I love my father, a new man, a better life but a worse fate.
A memory for each knife, which has streaked my white with red.
I have been violated, but not in the flesh.
A memory for each scar, but you can’t see the biggest one.
I want to be accepted, I’m afraid without you, oh mom, I’m afraid to forget.
Yet I was born wild, my soul is as indomitable as the lion because I was born in August and the sun itself was the first to kiss my forehead. I don’t understand why I’m part of the pack, because I’m afraid to look up, I don’t understand why I need to be like them.
My flame went out or got lost in the wind.
Or flame was not, you mother was blind. I was born a slave to this limited world, which was only able to clip my wings.
I want to assert myself, I want to show everyone how much I am worth.
The father tells me: - you have to study, you need a future, a hope.
But am I untamed? - Mom, I don’t know who I am anymore. Give me your hand and stay close to me. Kiss me from the sky, early in the morning tomorrow.
And I follow the father, his faded footsteps, a new destiny, away from you.
My name is double, like my heart.
Part for you, part for him.
I’m the best in the class, but it’s still not enough.
- Follow in the footsteps - the father yells at me impatiently, as he drags his feet on the sand.
The smoke from the joint enters my lungs, I cough and trudge for breath. The cool evening air gives me a little respite.

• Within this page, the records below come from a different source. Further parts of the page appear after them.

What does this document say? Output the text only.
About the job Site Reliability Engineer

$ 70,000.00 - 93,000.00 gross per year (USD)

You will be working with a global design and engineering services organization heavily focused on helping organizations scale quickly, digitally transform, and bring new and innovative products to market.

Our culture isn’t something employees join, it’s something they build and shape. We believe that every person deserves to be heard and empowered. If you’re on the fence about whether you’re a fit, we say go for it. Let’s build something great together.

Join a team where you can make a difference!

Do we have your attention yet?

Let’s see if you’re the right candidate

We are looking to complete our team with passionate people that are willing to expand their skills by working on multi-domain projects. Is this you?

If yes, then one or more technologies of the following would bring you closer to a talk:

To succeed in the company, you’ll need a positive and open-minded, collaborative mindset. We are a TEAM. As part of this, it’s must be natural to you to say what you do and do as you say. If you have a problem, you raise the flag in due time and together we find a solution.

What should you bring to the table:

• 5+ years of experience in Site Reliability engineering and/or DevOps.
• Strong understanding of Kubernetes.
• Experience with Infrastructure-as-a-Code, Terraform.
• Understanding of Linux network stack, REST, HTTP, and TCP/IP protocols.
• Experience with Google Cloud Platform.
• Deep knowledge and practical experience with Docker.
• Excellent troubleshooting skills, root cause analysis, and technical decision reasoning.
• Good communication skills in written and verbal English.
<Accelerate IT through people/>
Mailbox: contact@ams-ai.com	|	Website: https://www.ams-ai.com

Because I am untamed and I want to show it: I smoke, dance and drink. I am wild but I am becoming like one of them.
Yet when they look at me they see something else. I can’t really understand who I am.
Then I win a contest, a new land, a new chance for redemption.

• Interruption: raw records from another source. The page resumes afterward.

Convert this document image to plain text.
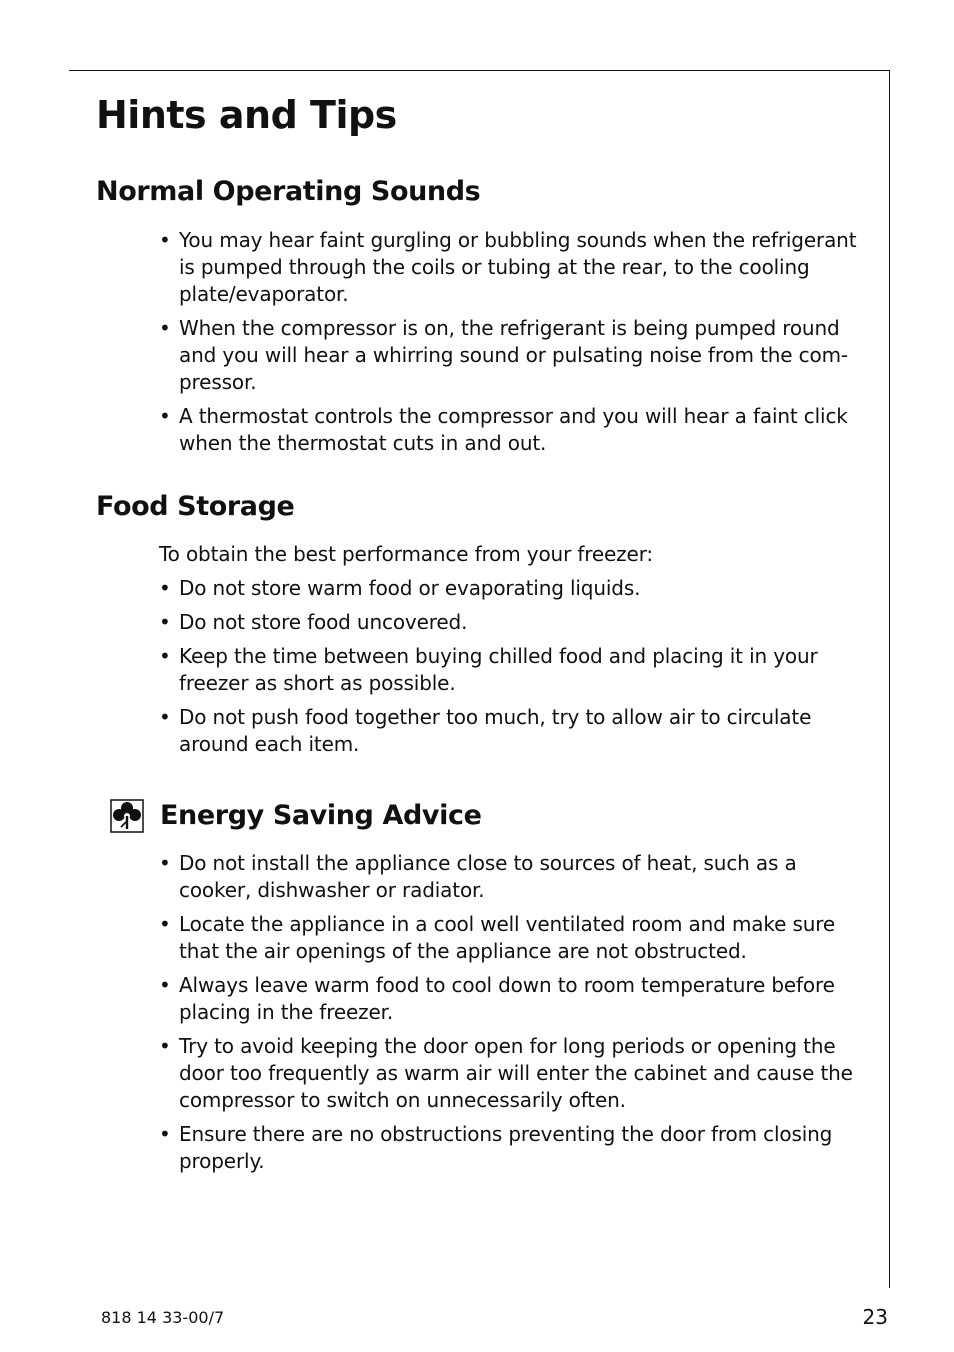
Hints and Tips
Normal Operating Sounds
• You may hear faint gurgling or bubbling sounds when the refrigerant is pumped through the coils or tubing at the rear, to the cooling plate/evaporator.
• When the compressor is on, the refrigerant is being pumped round and you will hear a whirring sound or pulsating noise from the com- pressor.
• A thermostat controls the compressor and you will hear a faint click when the thermostat cuts in and out.
Food Storage

To obtain the best performance from your freezer:

• Do not store warm food or evaporating liquids.
• Do not store food uncovered.
• Keep the time between buying chilled food and placing it in your freezer as short as possible.
• Do not push food together too much, try to allow air to circulate around each item.
Energy Saving Advice
• Do not install the appliance close to sources of heat, such as a cooker, dishwasher or radiator.
• Locate the appliance in a cool well ventilated room and make sure that the air openings of the appliance are not obstructed.
• Always leave warm food to cool down to room temperature before placing in the freezer.
• Try to avoid keeping the door open for long periods or opening the door too frequently as warm air will enter the cabinet and cause the compressor to switch on unnecessarily often.
• Ensure there are no obstructions preventing the door from closing properly.
818 14 33-00/7	23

Me, who come from nothing, Me, who want to be worth. Me, who want respect, Me, who seek love.
I touch your soul without realizing it, but I already know that you will be part of my story.
And I study, yes I study, and I get to where I want to go. The last of the first. The first of the last.

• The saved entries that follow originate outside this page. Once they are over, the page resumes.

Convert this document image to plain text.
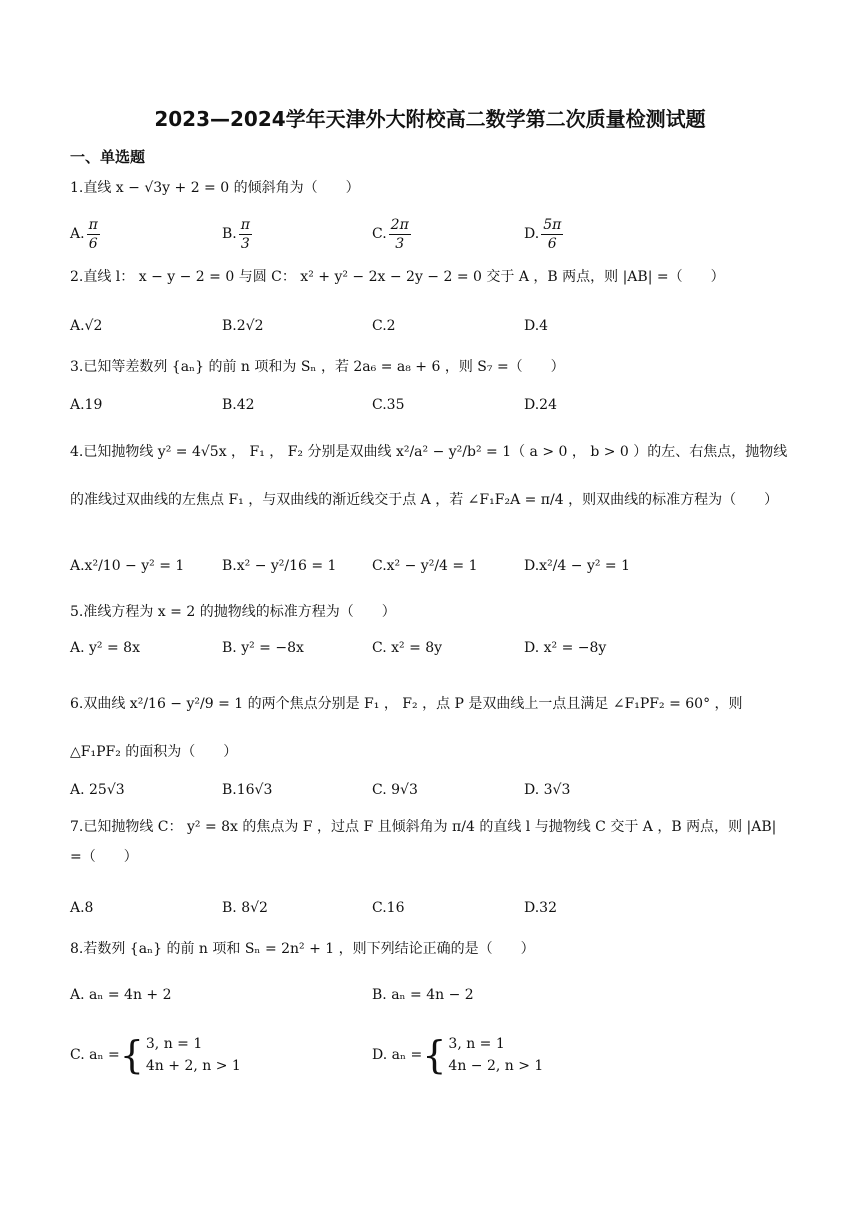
2023—2024学年天津外大附校高二数学第二次质量检测试题
一、单选题
1.直线 x − √3y + 2 = 0 的倾斜角为（　　）
A. $\frac{\pi}{6}$	B. $\frac{\pi}{3}$	C. $\frac{2\pi}{3}$	D. $\frac{5\pi}{6}$
2.直线 l： x − y − 2 = 0 与圆 C： x² + y² − 2x − 2y − 2 = 0 交于 A ，B 两点，则 |AB| =（　　）
A.√2	B.2√2	C.2	D.4
3.已知等差数列 {aₙ} 的前 n 项和为 Sₙ ，若 2a₆ = a₈ + 6 ，则 S₇ =（　　）
A.19	B.42	C.35	D.24
4.已知抛物线 y² = 4√5x ， F₁ ， F₂ 分别是双曲线 x²/a² − y²/b² = 1（ a > 0 ， b > 0 ）的左、右焦点，抛物线的准线过双曲线的左焦点 F₁ ，与双曲线的渐近线交于点 A ，若 ∠F₁F₂A = π/4 ，则双曲线的标准方程为（　　）
A.x²/10 − y² = 1	B.x² − y²/16 = 1	C.x² − y²/4 = 1	D.x²/4 − y² = 1
5.准线方程为 x = 2 的抛物线的标准方程为（　　）
A. y² = 8x	B. y² = −8x	C. x² = 8y	D. x² = −8y
6.双曲线 x²/16 − y²/9 = 1 的两个焦点分别是 F₁ ， F₂ ，点 P 是双曲线上一点且满足 ∠F₁PF₂ = 60° ，则 △F₁PF₂ 的面积为（　　）
A. 25√3	B.16√3	C. 9√3	D. 3√3
7.已知抛物线 C： y² = 8x 的焦点为 F ，过点 F 且倾斜角为 π/4 的直线 l 与抛物线 C 交于 A ，B 两点，则 |AB| =（　　）
A.8	B. 8√2	C.16	D.32
8.若数列 {aₙ} 的前 n 项和 Sₙ = 2n² + 1 ，则下列结论正确的是（　　）
A. aₙ = 4n + 2	B. aₙ = 4n − 2
C. aₙ = { 3, n = 1
4n + 2, n > 1
D. aₙ = { 3, n = 1
4n − 2, n > 1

A fierce path, I try and violate myself to get far, but I don’t recognize the place, I only see a desert.
I have a gold watch on my wrist, I have become important, my childhood is just a memory. Mother, I don’t know who you are, if you existed or not.
I have had many women, but I don’t know love.
I had a lot of money, but I only know the pain.
I learned to be accepted, to be someone in this society, I learned to be respected. But it’s no longer me, I don’t remember who I am, there is this man with golden blond hair and turquoise eyes like the sea who looks at me in the mirror, he tells me that he is someone and I am no one now. He tells me
it’s wrong to run naked in the woods. Being wild is just a childish pastime. Everyone needs to mature.
A broken car, an old cell phone, an Italian square, a great desire to love.
A nonsense list that describes you. Because you don’t need sense.
You were different: you didn’t try to tame me, you tried to make me free.
A second womb, a second life.
You listened to me.
You kissed me while you were pressed against the tree.
You ran against me on tiptoe that night.
Your feet always dirty with mud and fatigue. Your feet sum up your whole life.
You were able to love me.
You ran naked in the woods, you took my hand and I ran with you.
We made love and you looked like a Goddess, then I rocked you because you were a child.
And like my mother you left, on a sunny day, without saying a word.
I felt something tremble in my chest, but I didn’t know what it was. I have long tried to forget you, it took me so long to learn to hate you. I got lost and found myself: untamed, because you made me this burning flame, blowing patiently on the embers.
But the flame devours.
But time consumes.
And I started looking in the mirror again, the lightest blond, the duller turquoise.
- I was born wild, never forget it!
And, perhaps, thinking about it, this is not my story, when you merge into another soul, even if for a single second, you can no longer understand who you are and its past becomes your future, its uncertainties your only certainty, his eyes your memory. If I ever meet you again, I will be able to read you these words that are in the air, in the earth, and in all living beings. Because
I am untamed, and i am nothing without freedom.